Politics aside, navigating the health care system is difficult for more than 10 million undocumented people living and working in the U.S.

Here’s how it works

People in the country illegally are, for the most part, barred from enrolling in Medicaid or Medicare. They can’t buy insurance through the Affordable Care Act marketplace because that would be publicly subsidized.

But if an undocumented person can afford it, they can purchase their own, unsubsidized insurance.

“There is nothing illegal about selling private health insurance to people who are not in the country with authorization,” said Steven Wallace, professor of community health sciences at UCLA. 

Most people who are in the U.S. illegally work jobs that don’t pay well enough to buy health insurance. Wallace said those who do access health care tend to do so at federally funded health care centers, which are required to treat anyone, charge on a sliding scale and don’t ask for citizenship documentation.

Undocumented people also often use emergency rooms for nonemergency care because they tend not to have a family doctor.

“When you ask them ‘Where do you usually go for health care?’ They say, ‘Well, nowhere in particular,’” Wallace said. “So then when you have a need, or your baby has the flu and you’re worried because she’s getting dehydrated, where do you go? You don’t have an established relationship with any provider, so you head off to the emergency room.”

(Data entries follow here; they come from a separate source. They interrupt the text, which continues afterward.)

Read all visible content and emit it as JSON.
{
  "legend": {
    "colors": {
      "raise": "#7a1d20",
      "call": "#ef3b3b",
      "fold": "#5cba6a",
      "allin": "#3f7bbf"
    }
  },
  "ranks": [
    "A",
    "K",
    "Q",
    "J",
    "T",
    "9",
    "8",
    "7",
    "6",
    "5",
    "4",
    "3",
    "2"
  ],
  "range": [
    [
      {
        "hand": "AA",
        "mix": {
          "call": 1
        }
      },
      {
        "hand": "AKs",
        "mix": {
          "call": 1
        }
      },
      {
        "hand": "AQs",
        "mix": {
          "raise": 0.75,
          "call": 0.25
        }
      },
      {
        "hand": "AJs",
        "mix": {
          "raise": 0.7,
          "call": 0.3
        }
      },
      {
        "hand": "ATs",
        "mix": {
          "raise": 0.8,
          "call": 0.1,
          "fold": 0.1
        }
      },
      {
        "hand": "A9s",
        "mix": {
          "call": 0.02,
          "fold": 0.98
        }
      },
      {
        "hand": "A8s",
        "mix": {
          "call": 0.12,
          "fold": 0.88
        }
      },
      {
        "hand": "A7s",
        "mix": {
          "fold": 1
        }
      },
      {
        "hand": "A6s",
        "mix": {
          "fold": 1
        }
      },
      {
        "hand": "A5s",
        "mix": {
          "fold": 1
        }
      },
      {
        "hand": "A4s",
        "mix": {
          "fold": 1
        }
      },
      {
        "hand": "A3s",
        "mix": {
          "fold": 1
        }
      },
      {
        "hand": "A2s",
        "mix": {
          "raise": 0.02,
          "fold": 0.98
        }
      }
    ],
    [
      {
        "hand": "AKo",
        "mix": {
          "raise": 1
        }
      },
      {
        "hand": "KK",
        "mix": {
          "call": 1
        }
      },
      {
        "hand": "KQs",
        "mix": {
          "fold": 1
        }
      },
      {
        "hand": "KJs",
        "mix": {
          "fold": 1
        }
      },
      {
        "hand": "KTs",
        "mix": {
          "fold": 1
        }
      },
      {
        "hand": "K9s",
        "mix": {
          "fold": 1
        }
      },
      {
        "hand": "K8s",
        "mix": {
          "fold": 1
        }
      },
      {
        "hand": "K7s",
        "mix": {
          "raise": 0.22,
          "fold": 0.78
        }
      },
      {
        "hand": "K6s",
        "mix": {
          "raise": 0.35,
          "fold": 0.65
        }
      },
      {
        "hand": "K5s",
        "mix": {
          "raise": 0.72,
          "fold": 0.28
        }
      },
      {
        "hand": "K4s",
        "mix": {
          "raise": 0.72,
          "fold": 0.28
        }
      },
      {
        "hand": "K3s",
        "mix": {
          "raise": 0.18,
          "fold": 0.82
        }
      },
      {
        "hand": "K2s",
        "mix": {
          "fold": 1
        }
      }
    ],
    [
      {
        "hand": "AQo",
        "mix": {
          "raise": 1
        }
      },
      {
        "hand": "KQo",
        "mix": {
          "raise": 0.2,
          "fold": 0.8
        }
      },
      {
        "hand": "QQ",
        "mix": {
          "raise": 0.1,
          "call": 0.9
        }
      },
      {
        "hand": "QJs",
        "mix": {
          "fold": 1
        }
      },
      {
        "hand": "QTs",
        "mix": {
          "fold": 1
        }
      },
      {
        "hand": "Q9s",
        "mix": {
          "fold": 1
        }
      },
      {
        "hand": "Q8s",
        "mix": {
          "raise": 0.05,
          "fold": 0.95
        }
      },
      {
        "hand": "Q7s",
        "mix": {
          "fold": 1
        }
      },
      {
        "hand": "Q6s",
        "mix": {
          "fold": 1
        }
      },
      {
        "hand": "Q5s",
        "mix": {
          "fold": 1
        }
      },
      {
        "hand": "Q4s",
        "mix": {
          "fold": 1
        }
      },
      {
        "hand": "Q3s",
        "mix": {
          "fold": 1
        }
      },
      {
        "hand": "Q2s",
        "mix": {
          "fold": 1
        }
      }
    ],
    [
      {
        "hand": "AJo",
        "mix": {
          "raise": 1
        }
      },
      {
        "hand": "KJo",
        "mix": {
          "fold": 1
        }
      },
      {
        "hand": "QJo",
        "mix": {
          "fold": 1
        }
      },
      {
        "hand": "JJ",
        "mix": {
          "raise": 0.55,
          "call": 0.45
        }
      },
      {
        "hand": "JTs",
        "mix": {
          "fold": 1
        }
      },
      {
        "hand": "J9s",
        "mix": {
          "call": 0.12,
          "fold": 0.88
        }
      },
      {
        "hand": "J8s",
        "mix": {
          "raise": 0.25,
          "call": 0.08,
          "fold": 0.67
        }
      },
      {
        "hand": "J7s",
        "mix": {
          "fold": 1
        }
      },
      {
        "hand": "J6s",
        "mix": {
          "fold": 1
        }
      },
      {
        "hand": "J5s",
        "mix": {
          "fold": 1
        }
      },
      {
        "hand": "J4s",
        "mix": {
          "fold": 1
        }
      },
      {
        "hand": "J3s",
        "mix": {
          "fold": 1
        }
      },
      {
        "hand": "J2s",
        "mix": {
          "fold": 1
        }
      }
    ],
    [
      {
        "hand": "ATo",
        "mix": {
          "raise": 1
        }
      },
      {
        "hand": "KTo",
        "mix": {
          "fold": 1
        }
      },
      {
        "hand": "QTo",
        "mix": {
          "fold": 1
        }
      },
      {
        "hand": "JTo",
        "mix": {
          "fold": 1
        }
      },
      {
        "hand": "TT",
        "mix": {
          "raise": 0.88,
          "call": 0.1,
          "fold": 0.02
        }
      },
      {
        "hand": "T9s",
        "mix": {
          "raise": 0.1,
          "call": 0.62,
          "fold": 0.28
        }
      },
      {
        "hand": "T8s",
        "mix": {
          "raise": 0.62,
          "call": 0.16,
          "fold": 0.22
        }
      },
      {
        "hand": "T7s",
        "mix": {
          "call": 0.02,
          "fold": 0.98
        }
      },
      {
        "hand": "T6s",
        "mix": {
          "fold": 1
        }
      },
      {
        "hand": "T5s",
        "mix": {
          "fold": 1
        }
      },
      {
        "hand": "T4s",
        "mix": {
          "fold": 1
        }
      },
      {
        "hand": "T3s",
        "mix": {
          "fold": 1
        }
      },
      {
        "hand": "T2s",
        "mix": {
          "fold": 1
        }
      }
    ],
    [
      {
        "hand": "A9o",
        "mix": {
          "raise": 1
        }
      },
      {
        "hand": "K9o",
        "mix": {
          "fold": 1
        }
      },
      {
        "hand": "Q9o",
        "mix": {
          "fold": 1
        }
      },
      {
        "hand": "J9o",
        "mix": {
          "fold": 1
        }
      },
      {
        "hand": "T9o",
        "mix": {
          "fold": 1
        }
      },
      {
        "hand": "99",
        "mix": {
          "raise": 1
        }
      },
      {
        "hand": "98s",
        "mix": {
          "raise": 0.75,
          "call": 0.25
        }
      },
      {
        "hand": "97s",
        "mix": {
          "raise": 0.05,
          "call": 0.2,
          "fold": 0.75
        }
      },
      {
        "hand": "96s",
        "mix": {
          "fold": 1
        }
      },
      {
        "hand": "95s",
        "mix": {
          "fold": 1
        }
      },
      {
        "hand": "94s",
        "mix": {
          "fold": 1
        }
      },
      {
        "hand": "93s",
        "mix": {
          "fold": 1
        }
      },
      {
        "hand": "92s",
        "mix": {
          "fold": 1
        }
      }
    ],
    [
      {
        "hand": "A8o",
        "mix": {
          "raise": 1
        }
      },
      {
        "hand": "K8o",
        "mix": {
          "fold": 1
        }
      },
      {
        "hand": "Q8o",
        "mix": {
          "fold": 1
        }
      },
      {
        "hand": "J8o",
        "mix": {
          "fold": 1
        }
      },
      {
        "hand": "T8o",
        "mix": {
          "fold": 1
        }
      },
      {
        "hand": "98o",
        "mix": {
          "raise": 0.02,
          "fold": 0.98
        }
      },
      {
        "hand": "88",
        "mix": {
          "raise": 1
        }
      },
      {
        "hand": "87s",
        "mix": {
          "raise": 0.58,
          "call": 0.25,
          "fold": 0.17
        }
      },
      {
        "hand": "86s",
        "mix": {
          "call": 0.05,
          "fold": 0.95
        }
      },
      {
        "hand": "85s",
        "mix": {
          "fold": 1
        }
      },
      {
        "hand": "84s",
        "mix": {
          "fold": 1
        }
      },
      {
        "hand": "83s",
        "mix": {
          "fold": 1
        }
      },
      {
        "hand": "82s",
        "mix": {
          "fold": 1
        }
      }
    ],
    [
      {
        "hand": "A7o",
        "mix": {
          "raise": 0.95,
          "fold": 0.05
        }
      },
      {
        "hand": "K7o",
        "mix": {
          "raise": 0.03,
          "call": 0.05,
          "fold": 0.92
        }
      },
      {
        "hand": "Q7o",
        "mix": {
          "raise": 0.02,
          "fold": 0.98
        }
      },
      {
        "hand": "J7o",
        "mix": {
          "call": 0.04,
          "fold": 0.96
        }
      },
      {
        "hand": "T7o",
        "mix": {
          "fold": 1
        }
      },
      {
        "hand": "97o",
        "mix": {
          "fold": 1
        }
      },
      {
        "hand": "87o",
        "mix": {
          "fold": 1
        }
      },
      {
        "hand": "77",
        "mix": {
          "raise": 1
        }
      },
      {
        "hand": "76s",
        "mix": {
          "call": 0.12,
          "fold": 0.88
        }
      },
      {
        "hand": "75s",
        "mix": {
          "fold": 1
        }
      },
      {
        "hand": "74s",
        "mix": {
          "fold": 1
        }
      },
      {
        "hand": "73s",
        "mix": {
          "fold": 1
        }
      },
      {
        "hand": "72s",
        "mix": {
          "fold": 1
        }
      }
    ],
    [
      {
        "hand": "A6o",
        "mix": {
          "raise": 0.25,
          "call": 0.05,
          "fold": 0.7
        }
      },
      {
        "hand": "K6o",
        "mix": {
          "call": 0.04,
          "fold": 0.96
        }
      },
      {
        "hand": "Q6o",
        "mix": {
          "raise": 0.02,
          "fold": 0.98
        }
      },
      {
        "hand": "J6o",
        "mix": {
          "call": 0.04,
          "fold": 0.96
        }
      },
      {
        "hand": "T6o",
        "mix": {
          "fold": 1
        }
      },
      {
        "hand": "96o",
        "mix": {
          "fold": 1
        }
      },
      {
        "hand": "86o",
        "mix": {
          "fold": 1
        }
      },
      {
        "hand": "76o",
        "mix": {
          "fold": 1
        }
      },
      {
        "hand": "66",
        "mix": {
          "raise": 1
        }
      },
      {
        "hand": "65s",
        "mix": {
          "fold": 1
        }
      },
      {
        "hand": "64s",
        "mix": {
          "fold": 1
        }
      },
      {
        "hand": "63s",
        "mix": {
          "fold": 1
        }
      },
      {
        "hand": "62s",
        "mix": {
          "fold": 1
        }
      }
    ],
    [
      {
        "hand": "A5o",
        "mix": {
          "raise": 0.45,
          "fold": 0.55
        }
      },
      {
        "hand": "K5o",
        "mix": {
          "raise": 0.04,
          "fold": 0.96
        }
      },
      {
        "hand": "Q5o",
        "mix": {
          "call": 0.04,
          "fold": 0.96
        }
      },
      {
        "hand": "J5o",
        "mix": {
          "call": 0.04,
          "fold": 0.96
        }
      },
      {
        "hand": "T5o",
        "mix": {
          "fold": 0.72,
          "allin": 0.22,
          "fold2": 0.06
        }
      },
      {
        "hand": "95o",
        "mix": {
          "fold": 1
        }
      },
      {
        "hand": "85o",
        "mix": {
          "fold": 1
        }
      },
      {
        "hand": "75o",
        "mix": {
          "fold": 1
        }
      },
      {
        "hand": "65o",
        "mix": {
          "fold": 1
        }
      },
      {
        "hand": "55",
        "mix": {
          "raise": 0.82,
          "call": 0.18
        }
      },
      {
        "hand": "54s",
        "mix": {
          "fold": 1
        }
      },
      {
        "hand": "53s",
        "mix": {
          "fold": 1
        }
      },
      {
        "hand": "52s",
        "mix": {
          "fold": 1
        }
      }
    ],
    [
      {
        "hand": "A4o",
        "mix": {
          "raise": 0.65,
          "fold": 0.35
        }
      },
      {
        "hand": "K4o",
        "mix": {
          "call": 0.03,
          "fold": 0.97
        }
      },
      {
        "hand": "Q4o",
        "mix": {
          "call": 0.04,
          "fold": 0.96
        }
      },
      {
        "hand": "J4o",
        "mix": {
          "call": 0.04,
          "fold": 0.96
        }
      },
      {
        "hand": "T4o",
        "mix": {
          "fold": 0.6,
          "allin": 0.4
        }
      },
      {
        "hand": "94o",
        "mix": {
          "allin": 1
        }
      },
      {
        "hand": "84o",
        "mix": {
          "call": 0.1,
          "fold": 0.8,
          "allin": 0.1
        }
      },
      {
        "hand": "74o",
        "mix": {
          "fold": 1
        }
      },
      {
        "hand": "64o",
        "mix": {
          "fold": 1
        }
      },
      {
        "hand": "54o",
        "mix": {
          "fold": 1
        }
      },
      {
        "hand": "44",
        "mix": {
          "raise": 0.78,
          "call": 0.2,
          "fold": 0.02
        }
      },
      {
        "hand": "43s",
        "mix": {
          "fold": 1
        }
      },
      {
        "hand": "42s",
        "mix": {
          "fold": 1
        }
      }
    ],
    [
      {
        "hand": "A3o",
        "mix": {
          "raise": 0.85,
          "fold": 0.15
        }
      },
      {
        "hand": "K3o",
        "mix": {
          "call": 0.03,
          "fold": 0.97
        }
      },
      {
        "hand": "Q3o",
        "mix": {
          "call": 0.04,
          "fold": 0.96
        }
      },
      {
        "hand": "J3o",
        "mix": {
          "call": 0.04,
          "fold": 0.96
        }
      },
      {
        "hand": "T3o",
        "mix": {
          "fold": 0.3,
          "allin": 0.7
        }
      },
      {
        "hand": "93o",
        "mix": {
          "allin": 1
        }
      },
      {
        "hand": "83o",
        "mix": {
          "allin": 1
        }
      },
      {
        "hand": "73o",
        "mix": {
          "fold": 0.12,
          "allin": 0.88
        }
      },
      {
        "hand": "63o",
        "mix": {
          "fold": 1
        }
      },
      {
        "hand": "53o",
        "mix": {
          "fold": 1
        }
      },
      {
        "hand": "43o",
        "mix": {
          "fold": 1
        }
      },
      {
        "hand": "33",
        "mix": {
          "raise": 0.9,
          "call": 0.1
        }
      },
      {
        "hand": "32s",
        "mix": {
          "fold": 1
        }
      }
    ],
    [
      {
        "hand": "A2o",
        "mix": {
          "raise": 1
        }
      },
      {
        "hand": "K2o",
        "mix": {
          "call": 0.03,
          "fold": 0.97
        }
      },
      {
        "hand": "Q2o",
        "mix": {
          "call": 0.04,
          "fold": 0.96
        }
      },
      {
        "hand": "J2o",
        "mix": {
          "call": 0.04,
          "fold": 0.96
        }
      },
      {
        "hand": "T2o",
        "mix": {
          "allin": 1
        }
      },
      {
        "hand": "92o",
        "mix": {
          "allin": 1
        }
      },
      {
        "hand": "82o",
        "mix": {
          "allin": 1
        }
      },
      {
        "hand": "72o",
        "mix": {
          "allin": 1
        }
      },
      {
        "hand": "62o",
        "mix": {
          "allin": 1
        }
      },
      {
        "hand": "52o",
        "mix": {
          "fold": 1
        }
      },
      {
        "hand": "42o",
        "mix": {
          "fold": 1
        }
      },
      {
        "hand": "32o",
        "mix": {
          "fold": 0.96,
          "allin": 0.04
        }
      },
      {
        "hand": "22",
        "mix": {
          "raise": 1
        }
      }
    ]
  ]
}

More often than not, undocumented people will simply avoid going to the doctor rather than coming home with a big hospital bill.

Samantha Artiga, director of the Disparities Policy Project at the Kaiser Family Foundation, pointed out another important deterrent: the assumption they’ll be asked about their citizenship status.

“We’ve seen a growing level of fear and uncertainty, broadly, across immigrant families, that is also making them less willing to access services and programs for which they might be eligible,” Artiga said. “The majority of their children are United States-born citizens who may qualify for Medicaid and CHIP coverage.”

Some states and cities have tried to make access for undocumented people more available. California is providing subsidized medical insurance for low-income undocumented adults aged between 19 and 25, a $100 million state budget item. And there’s talk of expanding the coverage to elderly undocumented immigrants.

“There really is a movement of trying to expand coverage to as many people as you can,” said Shannon McConville, health care policy researcher at the Public Policy Institute of California.

Opponents to increased access to insurance argue that costs will skyrocket if people are covered regardless of citizenship status. 

Of the Democratic candidates running for president who support providing health coverage to undocumented immigrants, none have offered a comprehensive blueprint of how to do it. Or, perhaps more importantly, how to pay for it.